Le patron de Stellantis promet le maintien des 12 usines françaises, et c’est un peu grâce à la Chine

 
Devant les patrons réunis au Medef pour la Rencontre des Entrepreneurs de France, Antonio Filosa, le patron de Stellantis, a tenu à calmer les inquiétudes sur l’avenir industriel du groupe en France. Il promet le maintien des 12 usines tricolores d’ici 5 ans, tout en réclamant à Bruxelles un cadre plus protecteur face à la concurrence chinoise.

Il y a quelque chose d’assez révélateur dans le fait qu’Antonio Filosa doive monter sur la scène de Roland-Garros pour promettre qu’aucune usine ne fermera en France dans les 5 prochaines années.

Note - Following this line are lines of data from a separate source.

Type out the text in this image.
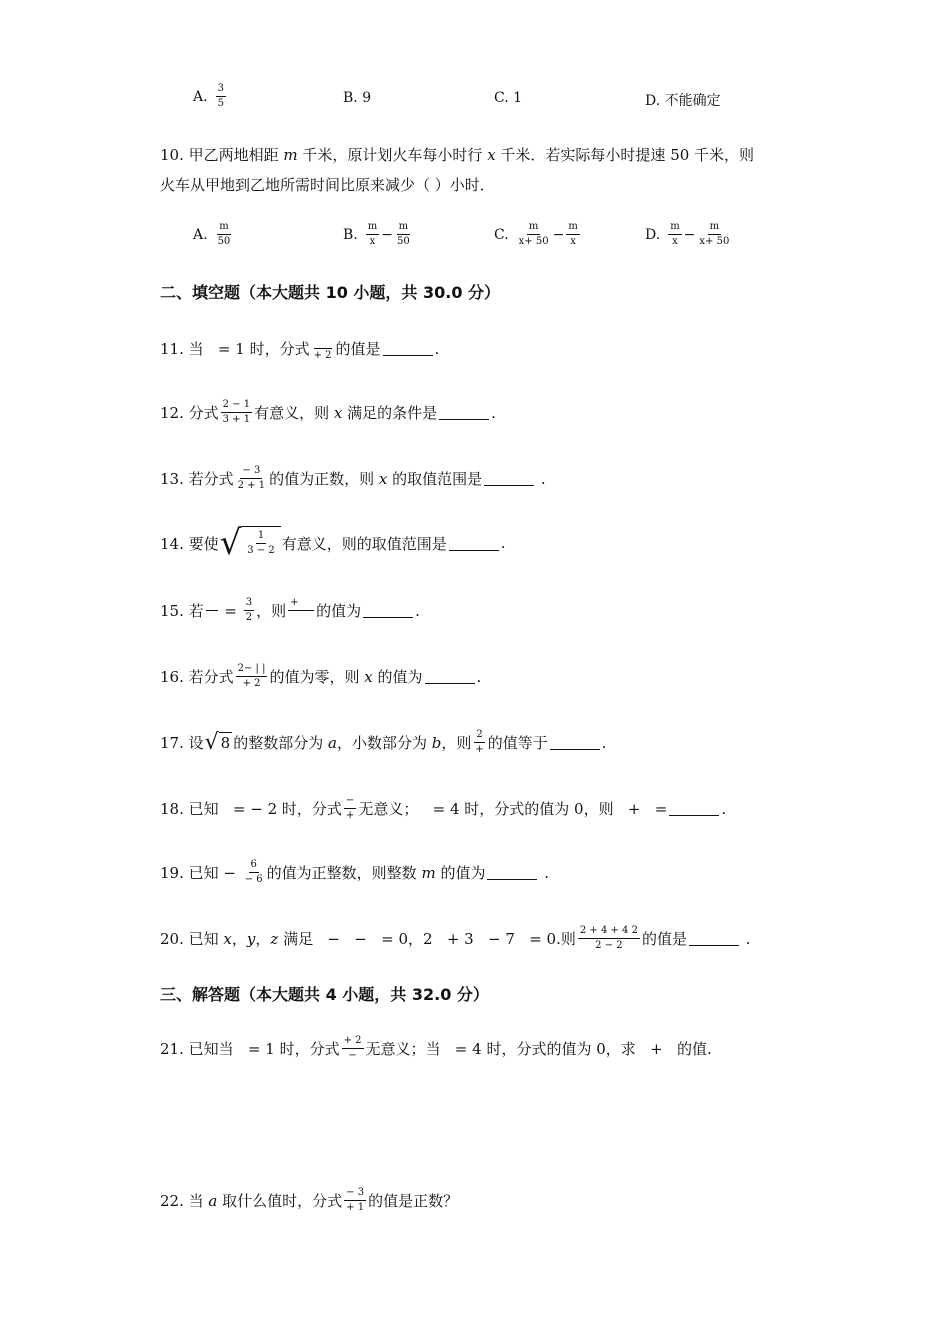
A. $\frac{3}{5}$	B. 9	C. 1	D. 不能确定
10. 甲乙两地相距 m 千米，原计划火车每小时行 x 千米．若实际每小时提速 50 千米，则
火车从甲地到乙地所需时间比原来减少（ ）小时．
A. $\frac{m}{50}$	B. $\frac{m}{x} - \frac{m}{50}$	C. $\frac{m}{x+ 50} - \frac{m}{x}$	D. $\frac{m}{x} - \frac{m}{x+ 50}$
二、填空题（本大题共 10 小题，共 30.0 分）
11. 当   = 1 时，分式 + 2 的值是	.
12. 分式 $\frac{2 - 1}{3 + 1}$ 有意义，则 x 满足的条件是	.
13. 若分式 $\frac{- 3}{2 + 1}$ 的值为正数，则 x 的取值范围是	.
14. 要使 √ $\frac{1}{3 - 2}$ 有意义，则的取值范围是	.
15. 若 = $\frac{3}{2}$ ，则 +	的值为	.
16. 若分式 $\frac{2- | |}{+ 2}$ 的值为零，则 x 的值为	.
17. 设 √ 8 的整数部分为 a ，小数部分为 b ，则 $\frac{2}{+}$ 的值等于	.
18. 已知   = − 2 时，分式 $\frac{-}{+}$ 无意义；   = 4 时，分式的值为 0，则   +   =	.
19. 已知 − $\frac{6}{- 6}$ 的值为正整数，则整数 m 的值为	.
20. 已知 x ， y ， z 满足   −   −   = 0，2   + 3   − 7   = 0.则 $\frac{2 + 4 + 4 2}{2 - 2}$ 的值是	.
三、解答题（本大题共 4 小题，共 32.0 分）
21. 已知当   = 1 时，分式 $\frac{+ 2}{-}$ 无意义；当   = 4 时，分式的值为 0，求   +   的值.
22. 当 a 取什么值时，分式 $\frac{- 3}{+ 1}$ 的值是正数？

Ce n’est pas un hasard, car c’est bien le même dirigeant qui a annoncé en mai dernier un plan de réduction des capacités de production européennes de 800 000 véhicules d’ici 2030. Difficile de ne pas lire ses propos comme une opération de communication destinée à désamorcer les craintes des salariés français, plutôt que comme une simple constatation de fait.

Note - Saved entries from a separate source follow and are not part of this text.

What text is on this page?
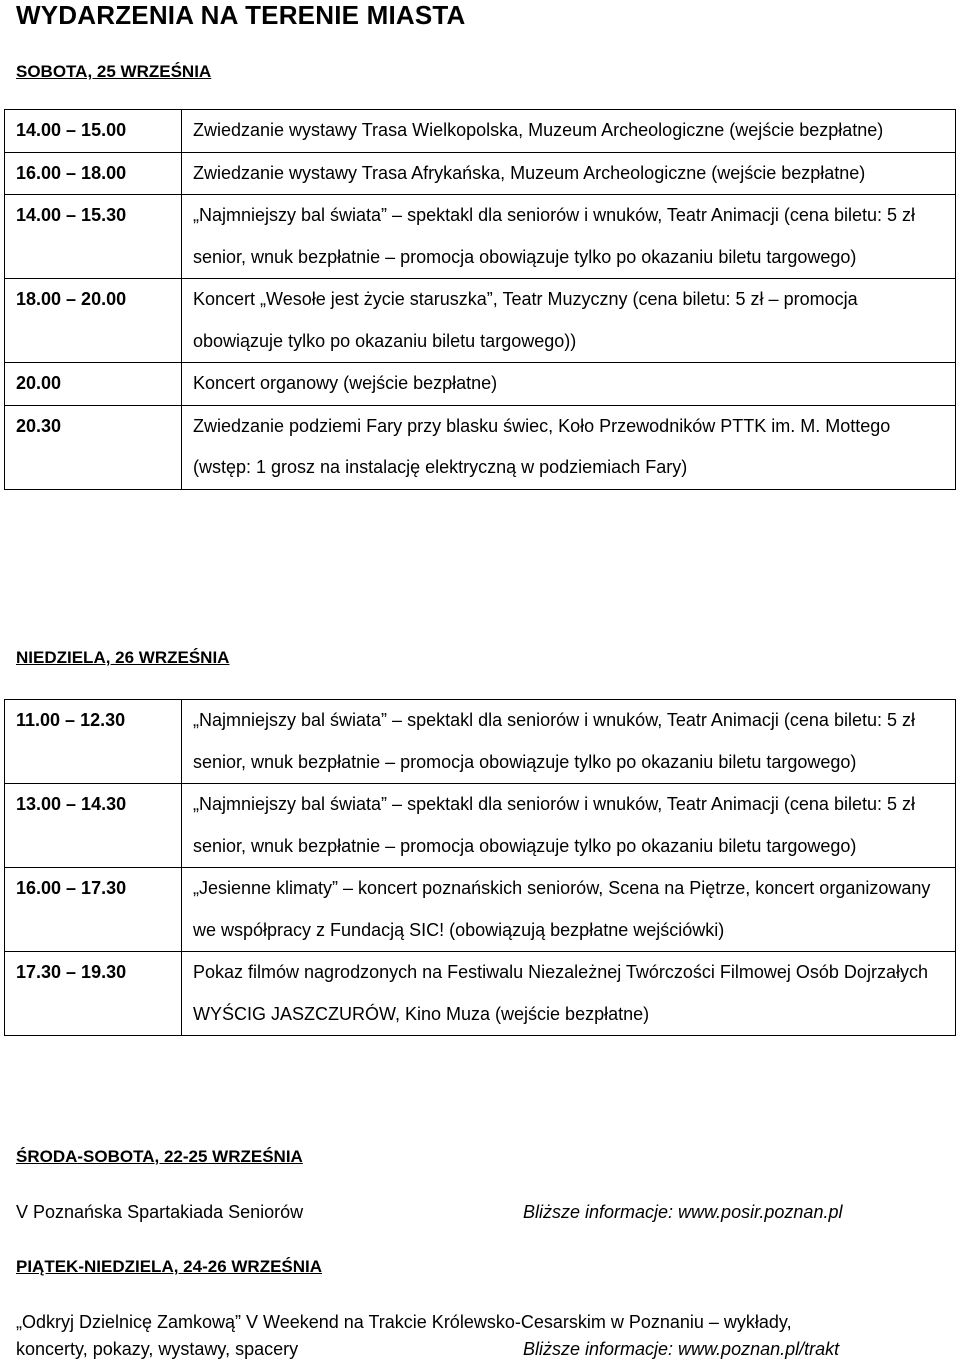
WYDARZENIA NA TERENIE MIASTA
SOBOTA, 25 WRZEŚNIA
14.00 – 15.00	Zwiedzanie wystawy Trasa Wielkopolska, Muzeum Archeologiczne (wejście bezpłatne)
16.00 – 18.00	Zwiedzanie wystawy Trasa Afrykańska, Muzeum Archeologiczne (wejście bezpłatne)
14.00 – 15.30	„Najmniejszy bal świata” – spektakl dla seniorów i wnuków, Teatr Animacji (cena biletu: 5 zł senior, wnuk bezpłatnie – promocja obowiązuje tylko po okazaniu biletu targowego)
18.00 – 20.00	Koncert „Wesołe jest życie staruszka”, Teatr Muzyczny (cena biletu: 5 zł – promocja obowiązuje tylko po okazaniu biletu targowego))
20.00	Koncert organowy (wejście bezpłatne)
20.30	Zwiedzanie podziemi Fary przy blasku świec, Koło Przewodników PTTK im. M. Mottego (wstęp: 1 grosz na instalację elektryczną w podziemiach Fary)
NIEDZIELA, 26 WRZEŚNIA
11.00 – 12.30	„Najmniejszy bal świata” – spektakl dla seniorów i wnuków, Teatr Animacji (cena biletu: 5 zł senior, wnuk bezpłatnie – promocja obowiązuje tylko po okazaniu biletu targowego)
13.00 – 14.30	„Najmniejszy bal świata” – spektakl dla seniorów i wnuków, Teatr Animacji (cena biletu: 5 zł senior, wnuk bezpłatnie – promocja obowiązuje tylko po okazaniu biletu targowego)
16.00 – 17.30	„Jesienne klimaty” – koncert poznańskich seniorów, Scena na Piętrze, koncert organizowany we współpracy z Fundacją SIC! (obowiązują bezpłatne wejściówki)
17.30 – 19.30	Pokaz filmów nagrodzonych na Festiwalu Niezależnej Twórczości Filmowej Osób Dojrzałych WYŚCIG JASZCZURÓW, Kino Muza (wejście bezpłatne)
ŚRODA-SOBOTA, 22-25 WRZEŚNIA
V Poznańska Spartakiada Seniorów	Bliższe informacje: www.posir.poznan.pl
PIĄTEK-NIEDZIELA, 24-26 WRZEŚNIA
„Odkryj Dzielnicę Zamkową” V Weekend na Trakcie Królewsko-Cesarskim w Poznaniu – wykłady,
koncerty, pokazy, wystawy, spacery	Bliższe informacje: www.poznan.pl/trakt
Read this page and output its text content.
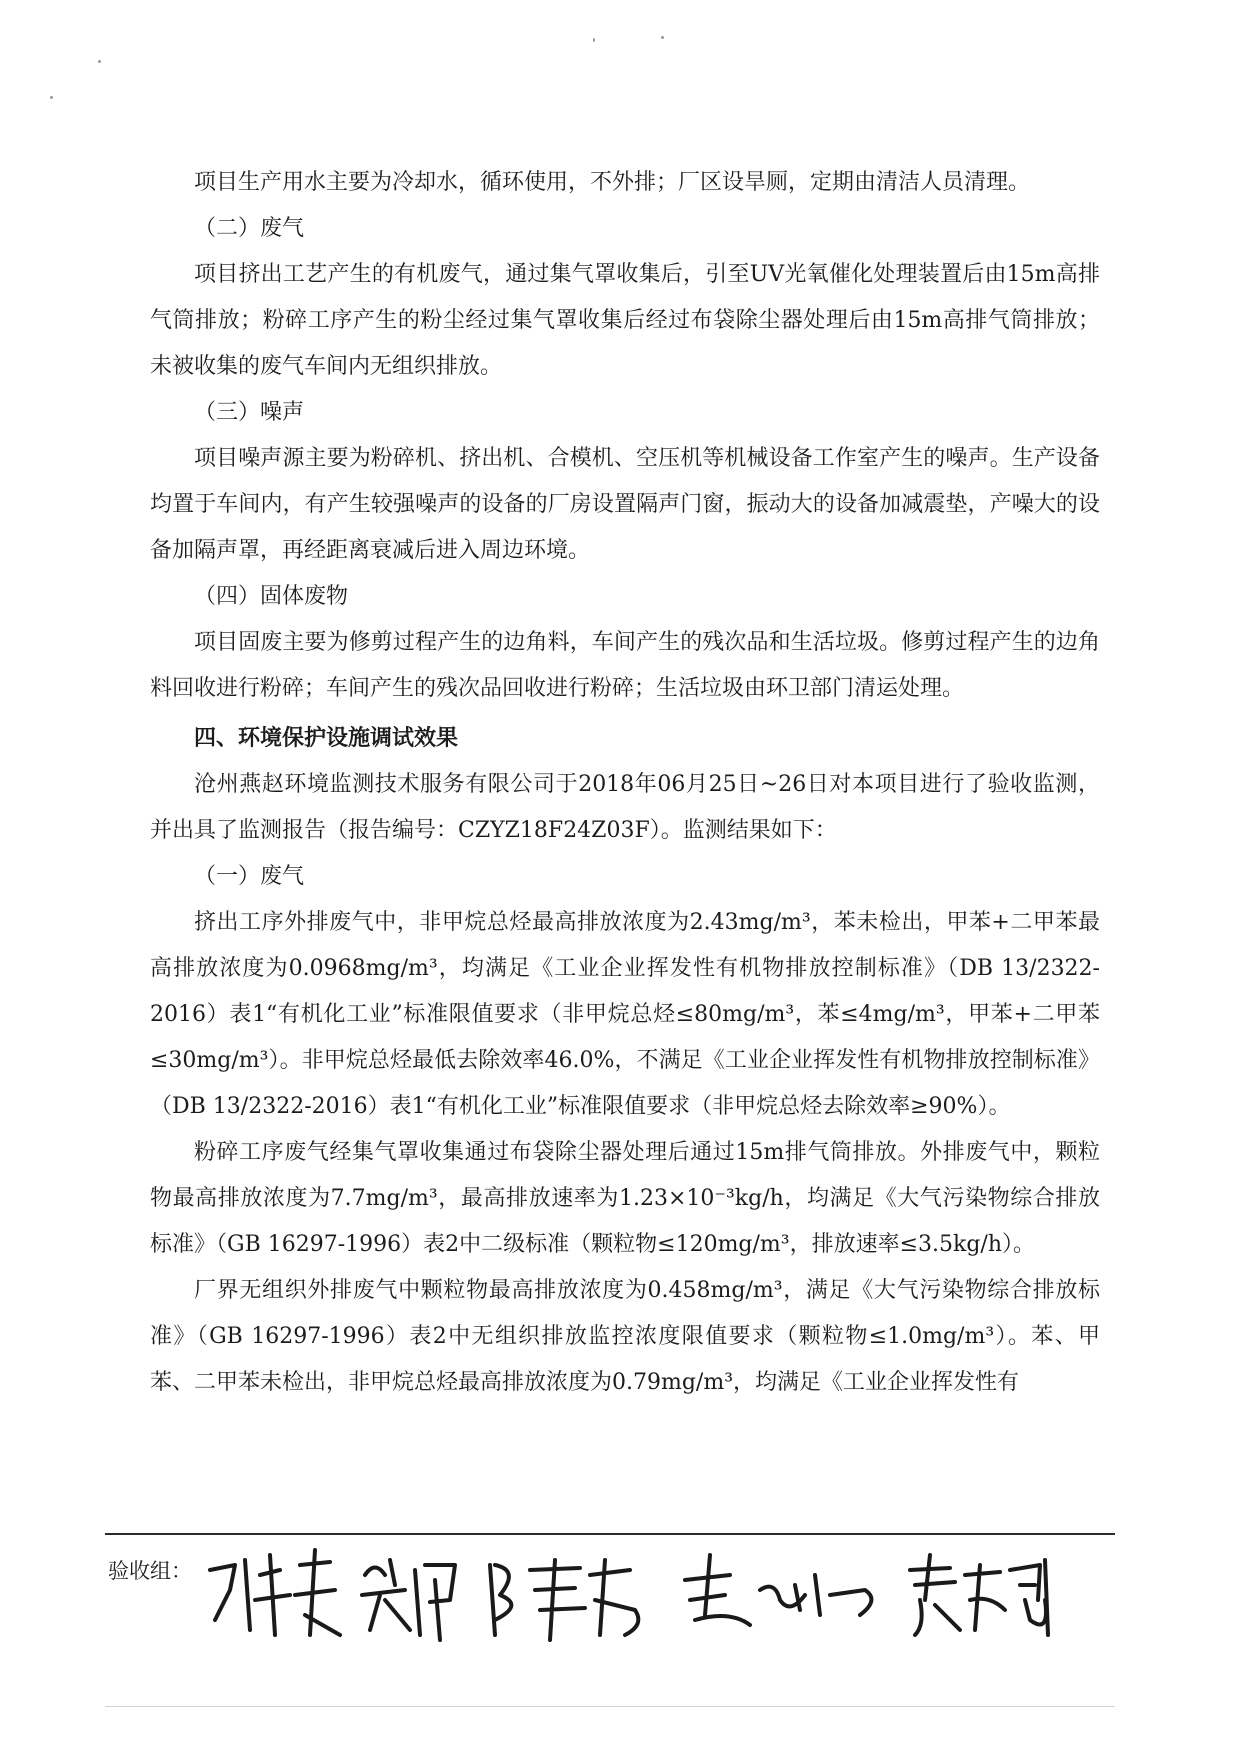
项目生产用水主要为冷却水，循环使用，不外排；厂区设旱厕，定期由清洁人员清理。

（二）废气

项目挤出工艺产生的有机废气，通过集气罩收集后，引至UV光氧催化处理装置后由15m高排气筒排放；粉碎工序产生的粉尘经过集气罩收集后经过布袋除尘器处理后由15m高排气筒排放；未被收集的废气车间内无组织排放。

（三）噪声

项目噪声源主要为粉碎机、挤出机、合模机、空压机等机械设备工作室产生的噪声。生产设备均置于车间内，有产生较强噪声的设备的厂房设置隔声门窗，振动大的设备加减震垫，产噪大的设备加隔声罩，再经距离衰减后进入周边环境。

（四）固体废物

项目固废主要为修剪过程产生的边角料，车间产生的残次品和生活垃圾。修剪过程产生的边角料回收进行粉碎；车间产生的残次品回收进行粉碎；生活垃圾由环卫部门清运处理。

四、环境保护设施调试效果

沧州燕赵环境监测技术服务有限公司于2018年06月25日~26日对本项目进行了验收监测，并出具了监测报告（报告编号：CZYZ18F24Z03F）。监测结果如下：

（一）废气

挤出工序外排废气中，非甲烷总烃最高排放浓度为2.43mg/m³，苯未检出，甲苯+二甲苯最高排放浓度为0.0968mg/m³，均满足《工业企业挥发性有机物排放控制标准》（DB 13/2322-2016）表1“有机化工业”标准限值要求（非甲烷总烃≤80mg/m³，苯≤4mg/m³，甲苯+二甲苯≤30mg/m³）。非甲烷总烃最低去除效率46.0%，不满足《工业企业挥发性有机物排放控制标准》（DB 13/2322-2016）表1“有机化工业”标准限值要求（非甲烷总烃去除效率≥90%）。

粉碎工序废气经集气罩收集通过布袋除尘器处理后通过15m排气筒排放。外排废气中，颗粒物最高排放浓度为7.7mg/m³，最高排放速率为1.23×10⁻³kg/h，均满足《大气污染物综合排放标准》（GB 16297-1996）表2中二级标准（颗粒物≤120mg/m³，排放速率≤3.5kg/h）。

厂界无组织外排废气中颗粒物最高排放浓度为0.458mg/m³，满足《大气污染物综合排放标准》（GB 16297-1996）表2中无组织排放监控浓度限值要求（颗粒物≤1.0mg/m³）。苯、甲苯、二甲苯未检出，非甲烷总烃最高排放浓度为0.79mg/m³，均满足《工业企业挥发性有

验收组：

Car oui, l’industrie automobile européenne va mal, et Stellantis, comme le groupe Volkswagen, BMW, ou encore Mercedes, n’est pas épargné.

Antonio Filosa met en avant les partenariats industriels pour justifier son optimisme, notamment celui noué avec le chinois Dongfeng, qui doit produire des véhicules dans l’usine de Rennes dès cette année.

Stellantis conserve 51 % des parts, assure la distribution et veille à ce que les modèles importés ne cannibalisent pas sa propre gamme. Reste que ce type d’arrangement ressemble davantage à une solution de circonstance pour occuper des lignes sous-utilisées (seul le Citroën C5 Aircross est actuellement produit à Rennes) qu’à une stratégie industrielle de long terme clairement assumée.

Le poids de l’héritage Peugeot et Citroën

Le dirigeant a insisté sur sa volonté d’« honorer sa responsabilité sociale » vis-à-vis d’un pays qu’il présente comme faisant partie de « l’héritage » de Stellantis, berceau des marques Peugeot et Citroën.

La formule sonne bien, mais elle intervient dans un contexte où la nomination de cet Italien vétéran de Fiat, installé de longue date aux États-Unis, avait justement alimenté des craintes sur un rééquilibrage du pouvoir au sein du groupe en défaveur de la famille Peugeot.

Peugeot Concept 6 // Source : Peugeot

Sur le terrain des annonces plus concrètes, Stellantis a confirmé début juin un investissement de plus d’un milliard d’euros en France, avec trois nouvelles Peugeot électriques ou hybrides prévues à Mulhouse à partir de 2029, ainsi qu’un effort de recherche et développement.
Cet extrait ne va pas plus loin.